Carlo stesso acconsentì alla proroga di ventiquattro ore per il giudizio della dieta, seppur uscendo dal palazzo di Worms stizzito, come sembrano dimostrare le parole pronunciate al suo seguito: “Non sarà costui a fare di me un eretico”. Il 17 aprile si concluse con un Lutero immerso nei suoi pensieri e con una dieta saldamente contraria alle predisposizioni riformiste. Tornati in sede di giudizio il giorno seguente, l’avvocato imperiale incalzò “pater Martinus” a rispondere dei suoi scritti.
Il teologo si pronunciò in latino, chiarendo come stesse parlando prima di tutto in nome della nazione tedesca. Egli si ritenne allora portavoce di un popolo oppresso da Roma e dalla sua fiscalità asfissiante, nonché corrotta. Ma è sulle questioni di fede che scagliò il carico da novanta. Sostenendo come il pontefice stesso si fosse allontanato dalla dottrina evangelica, Lutero si definì “buon cristiano” nel correggere Sua Santità e tutta l’ecclesia romana.
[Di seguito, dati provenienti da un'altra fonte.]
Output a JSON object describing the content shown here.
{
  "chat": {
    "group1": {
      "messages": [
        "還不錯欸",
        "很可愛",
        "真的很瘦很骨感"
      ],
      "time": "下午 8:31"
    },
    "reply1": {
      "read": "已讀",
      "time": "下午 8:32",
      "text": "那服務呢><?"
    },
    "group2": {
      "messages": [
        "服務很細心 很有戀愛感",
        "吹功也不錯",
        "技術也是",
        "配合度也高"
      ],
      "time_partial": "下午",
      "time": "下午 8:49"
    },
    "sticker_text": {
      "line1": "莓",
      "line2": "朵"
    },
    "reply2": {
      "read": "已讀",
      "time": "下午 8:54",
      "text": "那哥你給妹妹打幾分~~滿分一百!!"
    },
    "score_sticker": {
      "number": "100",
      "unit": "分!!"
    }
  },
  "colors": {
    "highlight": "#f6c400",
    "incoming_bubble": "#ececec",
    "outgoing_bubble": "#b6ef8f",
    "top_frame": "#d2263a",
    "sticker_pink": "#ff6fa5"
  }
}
La ritrattazione avvenne, semmai, per le tesi accusatorie rivolte ai suoi nemici politici. In quel caso il teologo sostenne di aver esagerato, pur nel nome di una giusta causa. Terminato il lungo discorso, un affaticato pater Martinus ripeté il tutto in tedesco. Carlo V lasciò l’aula quasi interdetto e i gendarmi scortarono l’imputato nella sua stanza d’albergo. Alcune fonti riportano come Lutero, una volta giunto al soglio della porta dell’ostello, alzò le braccia ed urlò: “Ich bin hindurch” – ovvero “Ce l’ho fatta!”. Uno scossone religioso e politico dalla portata inaudita stava per attraversare l’Europa intera.